Verse explainer
The famous promise "I will never leave thee" isn't a free-standing comfort verse — it's the reason given for why contentment is possible.
Let your conversation be without covetousness; and be content with such things as ye have: for he hath said, I will never leave thee, nor forsake thee.
BSBKeep your lives free from the love of money and be content with what you have, for God has said: "Never will I leave you, never will I forsake you."
The plain meaning
The verse has two halves that belong together. First, a command: keep your life free from the love of money and be content with what you have. Then, a foundation: God has said he will never leave or forsake you. The promise is the reason for the command, not a separate devotional thought. The writer is addressing Hebrew believers who had already suffered the seizure of their property (Heb 10:34) and likely faced more. The temptation to cling to money — or to resent its absence — was acute and practical. The word translated "conversation" (KJV) means the whole manner or disposition of life, not just speech. The contentment called for isn't stoic detachment; it's trust grounded in a specific promise. Adam Clarke points out the promise echoes words spoken to Joshua (Josh 1:5) and by David to Solomon (1 Chr 28:20), and that in the Greek the negatives are stacked five-deep — an emphatic, almost forceful assurance that God will neither withdraw his presence nor withhold his help. The promise was given to particular people in Scripture, but Jamieson, Fausset, and Brown note it functions like a divine adage: what was said to them extends to all who trust him.
The common misreading
What the commentators say
Clarke emphasizes that "conversation" means the entire disposition of the heart toward worldly things, not speech alone. On the promise, he notes the Greek stacks five negatives across two verbs — "No, I will not leave thee; no, neither will I ever utterly forsake thee" — making it one of the most emphatically worded assurances in the New Testament. He sees the Christian dispensation as affording even greater grounds for confidence than the original Old Testament promises did.
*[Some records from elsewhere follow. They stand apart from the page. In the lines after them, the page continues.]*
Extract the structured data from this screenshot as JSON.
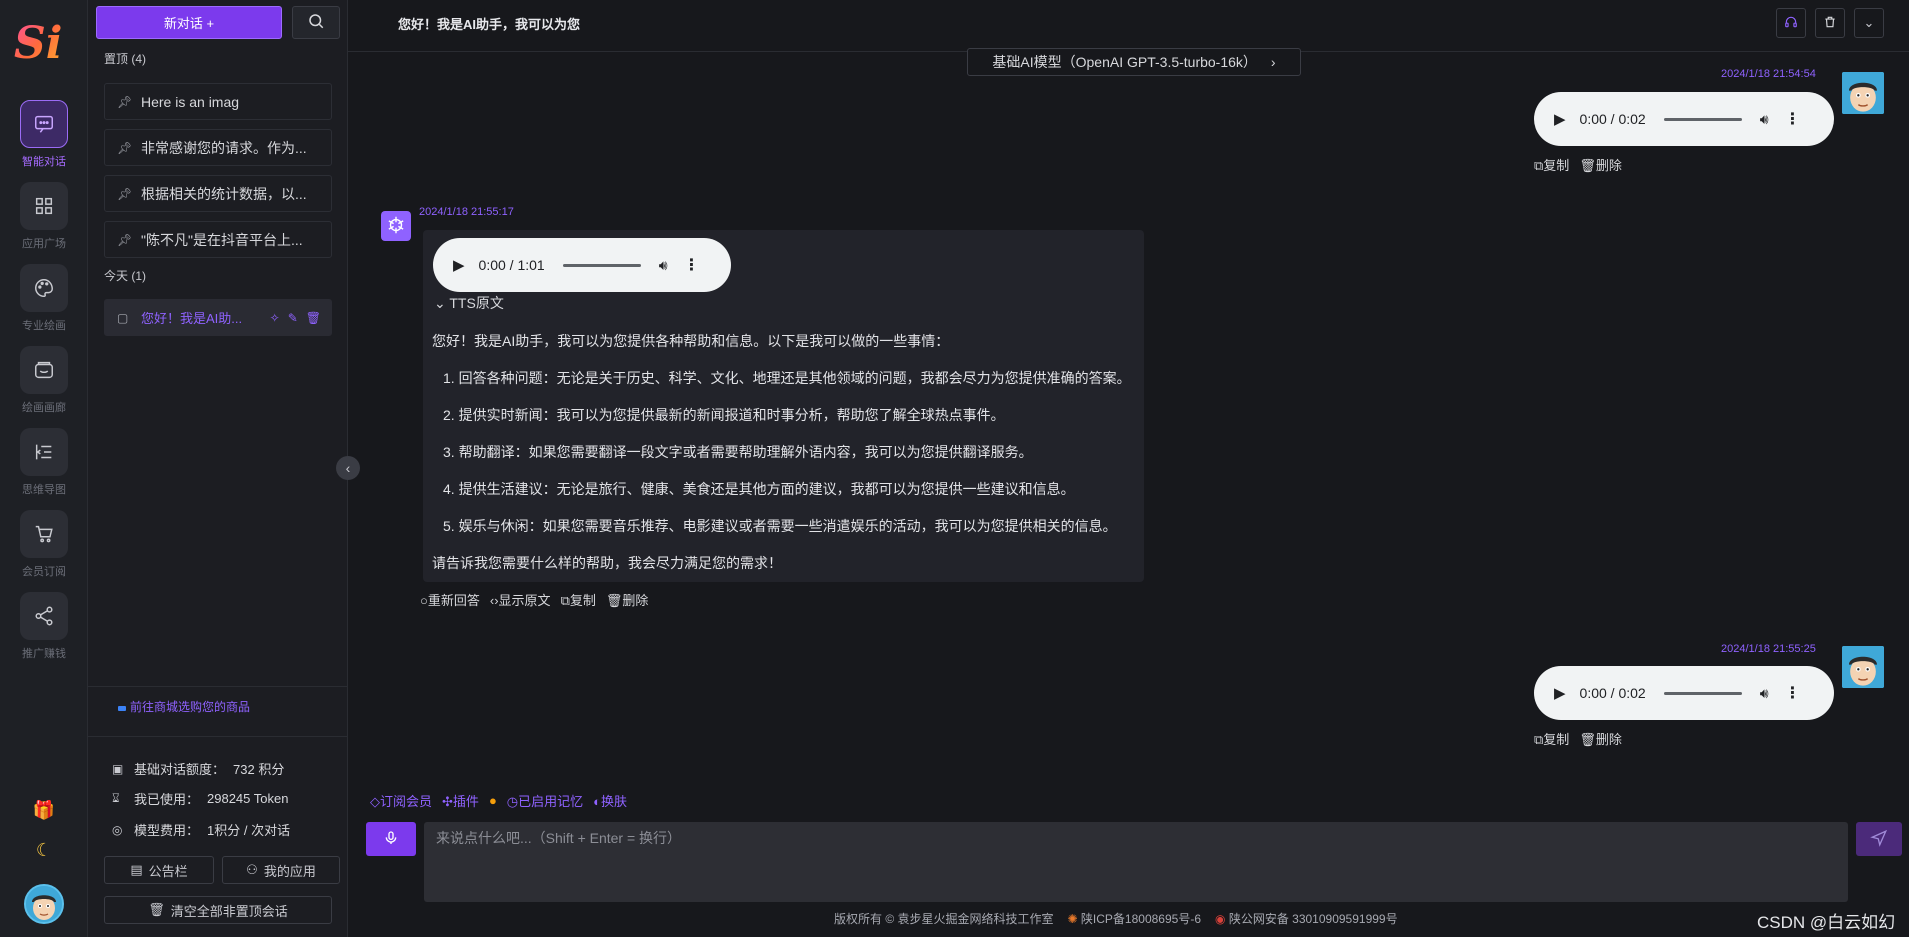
{
  "rail": {
    "logo_text": "Si",
    "items": [
      {
        "label": "智能对话",
        "icon": "chat-icon"
      },
      {
        "label": "应用广场",
        "icon": "grid-icon"
      },
      {
        "label": "专业绘画",
        "icon": "palette-icon"
      },
      {
        "label": "绘画画廊",
        "icon": "gallery-icon"
      },
      {
        "label": "思维导图",
        "icon": "mindmap-icon"
      },
      {
        "label": "会员订阅",
        "icon": "cart-icon"
      },
      {
        "label": "推广赚钱",
        "icon": "share-icon"
      }
    ]
  },
  "sidebar": {
    "new_chat_label": "新对话 +",
    "pinned_title": "置顶  (4)",
    "pinned": [
      "Here is an imag",
      "非常感谢您的请求。作为...",
      "根据相关的统计数据，以...",
      "\"陈不凡\"是在抖音平台上..."
    ],
    "today_title": "今天  (1)",
    "today": [
      "您好！我是AI助..."
    ],
    "shop_link": "前往商城选购您的商品",
    "stats": [
      {
        "label": "基础对话额度：",
        "value": "732 积分"
      },
      {
        "label": "我已使用：",
        "value": "298245 Token"
      },
      {
        "label": "模型费用：",
        "value": "1积分 / 次对话"
      }
    ],
    "notice_label": "公告栏",
    "my_apps_label": "我的应用",
    "clear_label": "清空全部非置顶会话"
  },
  "topbar": {
    "title": "您好！我是AI助手，我可以为您"
  },
  "model_tag": "基础AI模型（OpenAI GPT-3.5-turbo-16k）",
  "messages": {
    "user1": {
      "time": "2024/1/18 21:54:54",
      "audio": "0:00 / 0:02"
    },
    "ai": {
      "time": "2024/1/18 21:55:17",
      "audio": "0:00 / 1:01",
      "tts_label": "TTS原文",
      "intro": "您好！我是AI助手，我可以为您提供各种帮助和信息。以下是我可以做的一些事情：",
      "list": [
        "回答各种问题：无论是关于历史、科学、文化、地理还是其他领域的问题，我都会尽力为您提供准确的答案。",
        "提供实时新闻：我可以为您提供最新的新闻报道和时事分析，帮助您了解全球热点事件。",
        "帮助翻译：如果您需要翻译一段文字或者需要帮助理解外语内容，我可以为您提供翻译服务。",
        "提供生活建议：无论是旅行、健康、美食还是其他方面的建议，我都可以为您提供一些建议和信息。",
        "娱乐与休闲：如果您需要音乐推荐、电影建议或者需要一些消遣娱乐的活动，我可以为您提供相关的信息。"
      ],
      "outro": "请告诉我您需要什么样的帮助，我会尽力满足您的需求！",
      "regen_label": "重新回答",
      "show_raw_label": "显示原文",
      "copy_label": "复制",
      "delete_label": "删除"
    },
    "user2": {
      "time": "2024/1/18 21:55:25",
      "audio": "0:00 / 0:02"
    },
    "copy_label": "复制",
    "delete_label": "删除"
  },
  "tools": {
    "subscribe": "订阅会员",
    "plugin": "插件",
    "memory": "已启用记忆",
    "theme": "换肤"
  },
  "input": {
    "placeholder": "来说点什么吧...（Shift + Enter = 换行）"
  },
  "footer": {
    "copyright": "版权所有 © 袁步星火掘金网络科技工作室",
    "icp": "陕ICP备18008695号-6",
    "police": "陕公网安备 33010909591999号"
  },
  "watermark": "CSDN @白云如幻",
  "colors": {
    "accent": "#7c3aed",
    "accent_text": "#8f62ff",
    "background": "#17181c"
  }
}
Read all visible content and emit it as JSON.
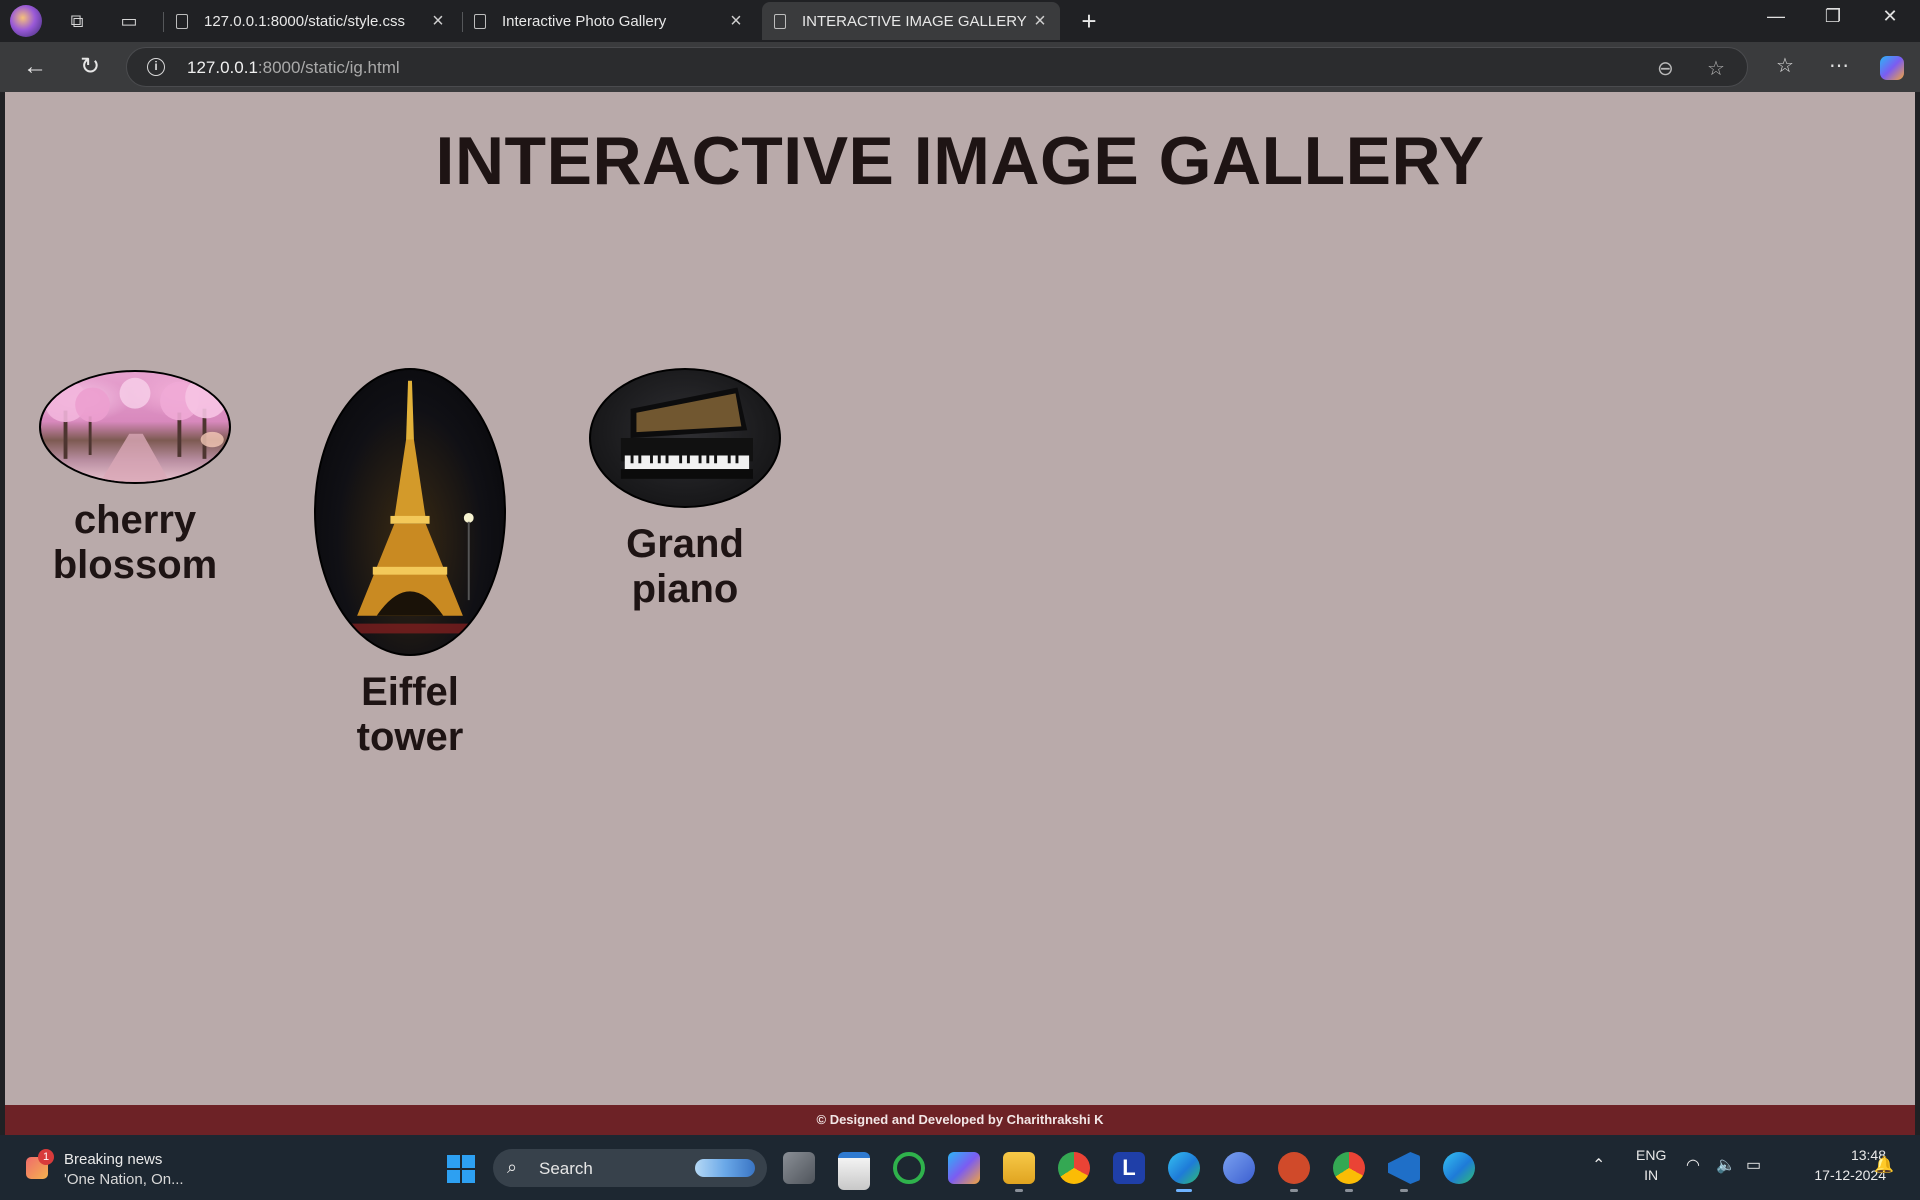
{
  "browser": {
    "tabs": [
      {
        "title": "127.0.0.1:8000/static/style.css",
        "active": false
      },
      {
        "title": "Interactive Photo Gallery",
        "active": false
      },
      {
        "title": "INTERACTIVE IMAGE GALLERY",
        "active": true
      }
    ],
    "url_host": "127.0.0.1",
    "url_path": ":8000/static/ig.html"
  },
  "page": {
    "title": "INTERACTIVE IMAGE GALLERY",
    "gallery": [
      {
        "caption_line1": "cherry",
        "caption_line2": "blossom",
        "image": "cherry-blossom-photo"
      },
      {
        "caption_line1": "Eiffel",
        "caption_line2": "tower",
        "image": "eiffel-tower-photo"
      },
      {
        "caption_line1": "Grand",
        "caption_line2": "piano",
        "image": "grand-piano-photo"
      }
    ],
    "footer": "© Designed and Developed by Charithrakshi K",
    "background_color": "#b9aaaa",
    "footer_color": "#6d2226"
  },
  "taskbar": {
    "news_title": "Breaking news",
    "news_subtitle": "'One Nation, On...",
    "news_badge": "1",
    "search_placeholder": "Search",
    "lang_line1": "ENG",
    "lang_line2": "IN",
    "time": "13:48",
    "date": "17-12-2024"
  }
}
Gill traces covetousness as a vice especially pernicious to genuine religion — it disorients a believer's conduct in family, commerce, and church giving alike. He reads the promise as covering both temporal and spiritual dimensions: God will not leave believers in the hands of enemies or in want of necessaries, nor will he abandon the spiritual work he has begun in them. The promise, originally to Joshua, belongs to all believers because God's faithfulness is not person-specific.
JFB draws a close link between sexual lust and greed, both being forms of the heart turning from the Creator toward the creature. On the promise they follow Bengel's distinction: "never leave thee" refers to God's presence; "nor forsake thee" refers to his active help. Because equivalent promises were given to Jacob, Israel, Joshua, and Solomon across different eras, the statement functions as a divine adage that extends to every believer, not a word spoken only to its original recipients.
The word behind it
"Without love of money" or "free from the love of silver" — a compound of a- (without), philos (loving), and argyros (silver). Strong's and Thayer's both note this is not a ban on money itself but on the disposition of craving and clinging to it. The word targets the interior orientation, not the external fact of wealth or poverty, which is exactly why the antidote the writer offers is a promise about God's presence rather than a promise about finances.